Agama Melatih Pengendalian Diri

Banyak kalangan pernah meragukan kemampuan agama sebagai pranata perbaikan sosial. Kini telah ditemukan bukti agama dapat melatih penganutnya mengendalikan diri, dan kaum beragama cenderung bersikap lebih baik daripada yang tidak beragama.

Untuk suskes hidup, ternyata ada faktor penentu yang lebih signifikan dibanding materi dan kemakmuran. Menurut Michael McCollough, profesor psikologi dari Universitas Miami, pengendalian diri (self control) amat penting agar seseorang mendapatkan kesuksesan hidup.

Orang yang beragama, imbuh McCollough, lebih mampu mengendalikan diri daripada mereka yang tidak beragama. Berdasarkan penelitannya, ia menemukan, bahwa orang yang beragama akan lebih baik dalam mencapai tujuan hidup jangka panjang. Yang pada gilirannya, orang beragama cenderung memiliki prestasi belajar yang lebih baik, berkelakuan terhormat, berperilaku hidup sehat, jarang mengalami depresi, sedikit penyimpangan nilai, dan cenderung panjang umur.

Dalam penelitiannya, McCollough melakukan evaluasi tentang keagamaan selama delapan dasawarsa, yang kesemuanya meneliti tentang tingkah laku manusia yang berbeda-beda dari seluruh penjuru dunia. Dari keanekaragaman itu, ia temukan kejelasan fakta bahwa keyakinan terhadap agama dan pengamalannya, mampu mendorong seseorang untuk mengendalikan diri, mengatur emosi dan tingkah laku secara efektif, sehingga penganut agama sanggaup menggapai tujuan hidup yang bermakna.

Dalam hasil penelitian yang telah dipublikasikan Januari lalu itu, McCollough menegaskan pentingnya pengendalian dan manajemen diri yang menentukan sikap manusia, sudah umum dikenal dalam kajian ilmu sosial. Tapi, kemungkinan hubungan antara keagamaan dengan pengendalian diri yang dapat menjelaskan hubungan agama terhadap kesehatan tidak terlalu banyak mendapat banyak perhatian ilmuan.

“Kami berharap penelitian kami akan memperbaiki kekurangan pandangan ilmiah itu,” tandas McCollough.

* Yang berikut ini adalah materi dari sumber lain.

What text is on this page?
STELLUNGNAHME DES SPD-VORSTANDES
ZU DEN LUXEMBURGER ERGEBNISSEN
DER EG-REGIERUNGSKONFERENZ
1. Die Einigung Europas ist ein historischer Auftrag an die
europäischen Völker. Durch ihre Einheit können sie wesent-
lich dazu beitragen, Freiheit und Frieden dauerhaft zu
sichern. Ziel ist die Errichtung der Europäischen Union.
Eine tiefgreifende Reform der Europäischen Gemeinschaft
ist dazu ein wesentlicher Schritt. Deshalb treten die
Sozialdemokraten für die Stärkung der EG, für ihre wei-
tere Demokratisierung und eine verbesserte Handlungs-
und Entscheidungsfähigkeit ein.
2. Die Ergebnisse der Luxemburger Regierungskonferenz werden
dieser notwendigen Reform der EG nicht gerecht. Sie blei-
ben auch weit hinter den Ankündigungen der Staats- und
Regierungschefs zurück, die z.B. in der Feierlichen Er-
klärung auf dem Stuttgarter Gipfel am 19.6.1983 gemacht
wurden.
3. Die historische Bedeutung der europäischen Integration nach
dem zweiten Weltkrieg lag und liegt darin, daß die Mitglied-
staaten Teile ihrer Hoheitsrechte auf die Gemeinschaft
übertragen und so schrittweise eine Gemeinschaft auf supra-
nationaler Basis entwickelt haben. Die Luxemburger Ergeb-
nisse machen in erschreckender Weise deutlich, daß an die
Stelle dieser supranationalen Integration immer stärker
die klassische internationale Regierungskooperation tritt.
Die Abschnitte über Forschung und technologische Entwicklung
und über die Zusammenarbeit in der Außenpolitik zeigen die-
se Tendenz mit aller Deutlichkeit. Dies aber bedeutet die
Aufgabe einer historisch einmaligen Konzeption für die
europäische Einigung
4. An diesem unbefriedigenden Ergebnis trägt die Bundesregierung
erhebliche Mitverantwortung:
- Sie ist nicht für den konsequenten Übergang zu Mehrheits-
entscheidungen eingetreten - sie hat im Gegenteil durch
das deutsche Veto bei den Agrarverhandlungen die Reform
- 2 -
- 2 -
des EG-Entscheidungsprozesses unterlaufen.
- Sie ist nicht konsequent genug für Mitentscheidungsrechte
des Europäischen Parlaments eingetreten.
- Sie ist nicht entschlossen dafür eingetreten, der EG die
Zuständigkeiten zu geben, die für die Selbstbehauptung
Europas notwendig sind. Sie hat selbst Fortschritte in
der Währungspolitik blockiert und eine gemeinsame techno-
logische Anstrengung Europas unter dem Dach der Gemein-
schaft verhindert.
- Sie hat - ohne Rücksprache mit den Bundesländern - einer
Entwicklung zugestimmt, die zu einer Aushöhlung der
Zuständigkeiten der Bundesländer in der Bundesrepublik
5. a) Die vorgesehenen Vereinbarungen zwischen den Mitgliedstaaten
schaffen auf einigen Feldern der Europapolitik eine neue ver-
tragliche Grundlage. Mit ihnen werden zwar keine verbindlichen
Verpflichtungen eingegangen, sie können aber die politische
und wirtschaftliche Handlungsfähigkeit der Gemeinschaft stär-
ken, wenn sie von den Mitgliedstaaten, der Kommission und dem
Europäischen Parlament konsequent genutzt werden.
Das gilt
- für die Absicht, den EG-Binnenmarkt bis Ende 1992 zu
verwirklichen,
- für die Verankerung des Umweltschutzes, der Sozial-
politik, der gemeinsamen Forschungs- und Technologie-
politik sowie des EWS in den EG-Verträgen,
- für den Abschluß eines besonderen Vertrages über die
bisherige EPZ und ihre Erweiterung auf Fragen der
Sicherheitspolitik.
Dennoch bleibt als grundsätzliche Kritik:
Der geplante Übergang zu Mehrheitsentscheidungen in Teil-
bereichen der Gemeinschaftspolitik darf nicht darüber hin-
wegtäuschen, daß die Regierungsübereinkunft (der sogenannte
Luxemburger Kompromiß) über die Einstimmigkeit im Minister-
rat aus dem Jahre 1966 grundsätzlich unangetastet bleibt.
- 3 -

Beberapa kesimpulan menarik yang dihasilkan tim peneliti McCollough di antaranya: Ritual keagamaan, seperti shalat dan meditasi, jelas mempengaruhi bagian otak manusia yang paling penting untuk mengendalikan diri dan mengatur emosi. Ketika seseorang menganggap tujuan mereka sebagai “ibadah”, maka mereka akan memusatkan lebih banyak tenaga dan usaha untuk meraih tujuan tersebut. Karenanya, pelaku akan fokus terhadap tujuannya tersebut.

Selain itu, kehidupan beragama mampu berkontribusi untuk mengendalikan diri seseorang. Karena kehidupan beragama memberi standar yang jelas dalam berperilaku, yang menyebabkan seseorang mampu melihat kekurangan tingkah lakunya. Juga memberi kesadaran bahwa Tuhan senantiasa mengawasi tingkah lakunya itu.

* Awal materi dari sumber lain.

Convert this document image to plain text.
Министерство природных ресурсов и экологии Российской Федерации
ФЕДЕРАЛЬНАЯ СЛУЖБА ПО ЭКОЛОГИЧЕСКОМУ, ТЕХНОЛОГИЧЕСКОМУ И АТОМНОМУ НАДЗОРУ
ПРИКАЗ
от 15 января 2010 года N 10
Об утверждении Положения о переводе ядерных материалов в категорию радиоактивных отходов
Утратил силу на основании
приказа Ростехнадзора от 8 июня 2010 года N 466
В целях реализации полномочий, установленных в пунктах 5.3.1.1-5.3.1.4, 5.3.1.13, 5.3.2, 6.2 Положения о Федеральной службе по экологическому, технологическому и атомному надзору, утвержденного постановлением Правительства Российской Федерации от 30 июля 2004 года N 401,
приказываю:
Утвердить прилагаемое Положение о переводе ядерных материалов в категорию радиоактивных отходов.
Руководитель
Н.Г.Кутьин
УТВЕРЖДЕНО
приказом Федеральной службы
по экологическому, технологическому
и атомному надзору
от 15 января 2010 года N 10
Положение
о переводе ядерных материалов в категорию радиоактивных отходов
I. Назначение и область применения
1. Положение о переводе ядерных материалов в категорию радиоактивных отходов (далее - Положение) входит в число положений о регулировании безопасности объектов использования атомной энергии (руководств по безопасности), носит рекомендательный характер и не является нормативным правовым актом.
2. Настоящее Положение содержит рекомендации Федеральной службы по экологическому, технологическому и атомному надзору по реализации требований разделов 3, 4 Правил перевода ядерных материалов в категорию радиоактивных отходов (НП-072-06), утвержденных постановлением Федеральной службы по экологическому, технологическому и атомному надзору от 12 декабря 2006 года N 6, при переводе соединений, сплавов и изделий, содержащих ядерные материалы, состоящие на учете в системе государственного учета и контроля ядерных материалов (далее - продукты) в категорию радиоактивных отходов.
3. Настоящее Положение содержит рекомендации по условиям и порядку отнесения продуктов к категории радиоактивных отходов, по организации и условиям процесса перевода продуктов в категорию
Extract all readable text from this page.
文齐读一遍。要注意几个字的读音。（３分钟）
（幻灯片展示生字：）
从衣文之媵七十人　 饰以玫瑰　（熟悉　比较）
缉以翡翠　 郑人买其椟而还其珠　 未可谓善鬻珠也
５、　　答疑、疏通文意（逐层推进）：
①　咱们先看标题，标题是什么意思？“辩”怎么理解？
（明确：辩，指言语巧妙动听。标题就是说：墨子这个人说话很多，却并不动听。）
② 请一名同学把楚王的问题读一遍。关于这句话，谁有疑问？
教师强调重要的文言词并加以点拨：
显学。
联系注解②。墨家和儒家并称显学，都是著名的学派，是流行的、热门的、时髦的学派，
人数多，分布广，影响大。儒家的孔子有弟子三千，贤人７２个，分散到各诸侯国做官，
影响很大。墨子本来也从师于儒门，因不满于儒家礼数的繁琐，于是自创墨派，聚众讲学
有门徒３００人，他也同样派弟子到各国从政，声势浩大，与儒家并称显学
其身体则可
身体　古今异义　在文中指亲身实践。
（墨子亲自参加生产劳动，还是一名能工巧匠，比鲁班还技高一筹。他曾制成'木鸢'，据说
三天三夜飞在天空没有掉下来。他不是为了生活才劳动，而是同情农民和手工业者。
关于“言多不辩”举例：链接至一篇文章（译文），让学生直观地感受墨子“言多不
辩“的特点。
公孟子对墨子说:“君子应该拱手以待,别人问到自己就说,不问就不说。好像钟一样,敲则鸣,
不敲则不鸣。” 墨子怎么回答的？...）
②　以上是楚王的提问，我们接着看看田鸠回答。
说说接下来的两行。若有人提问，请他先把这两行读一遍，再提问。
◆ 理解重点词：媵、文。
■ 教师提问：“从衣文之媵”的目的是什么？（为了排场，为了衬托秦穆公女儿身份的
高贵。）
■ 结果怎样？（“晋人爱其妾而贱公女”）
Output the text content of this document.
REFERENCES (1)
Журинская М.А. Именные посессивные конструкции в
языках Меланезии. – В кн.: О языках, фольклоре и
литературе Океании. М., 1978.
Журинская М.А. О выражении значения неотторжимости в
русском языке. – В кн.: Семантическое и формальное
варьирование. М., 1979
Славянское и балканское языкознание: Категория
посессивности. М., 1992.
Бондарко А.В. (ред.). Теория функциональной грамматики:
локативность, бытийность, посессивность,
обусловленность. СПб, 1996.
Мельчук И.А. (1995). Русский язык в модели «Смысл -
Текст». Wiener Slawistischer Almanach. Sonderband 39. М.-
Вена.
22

Fakta utama dari kehidupan orang beragama adalah kecenderungan untuk mengendalikan diri dari perilaku negatif. Seperti tidak suka mabuk-mabukan, minum-minuman keras, melakukan tindak kriminal dan perbuatan yang melanggar undang-undang.

“Dengan menganggap agama sebagai kekuatan sosial, akan menambah keyakinan mereka untuk senantiasa mengendalikan desakan hati dalam meraih cita-cita yang lebih tinggi. Sehingga agama bisa menjadi penyebab seseorang untuk berbuat apa saja,” tandas McCollough.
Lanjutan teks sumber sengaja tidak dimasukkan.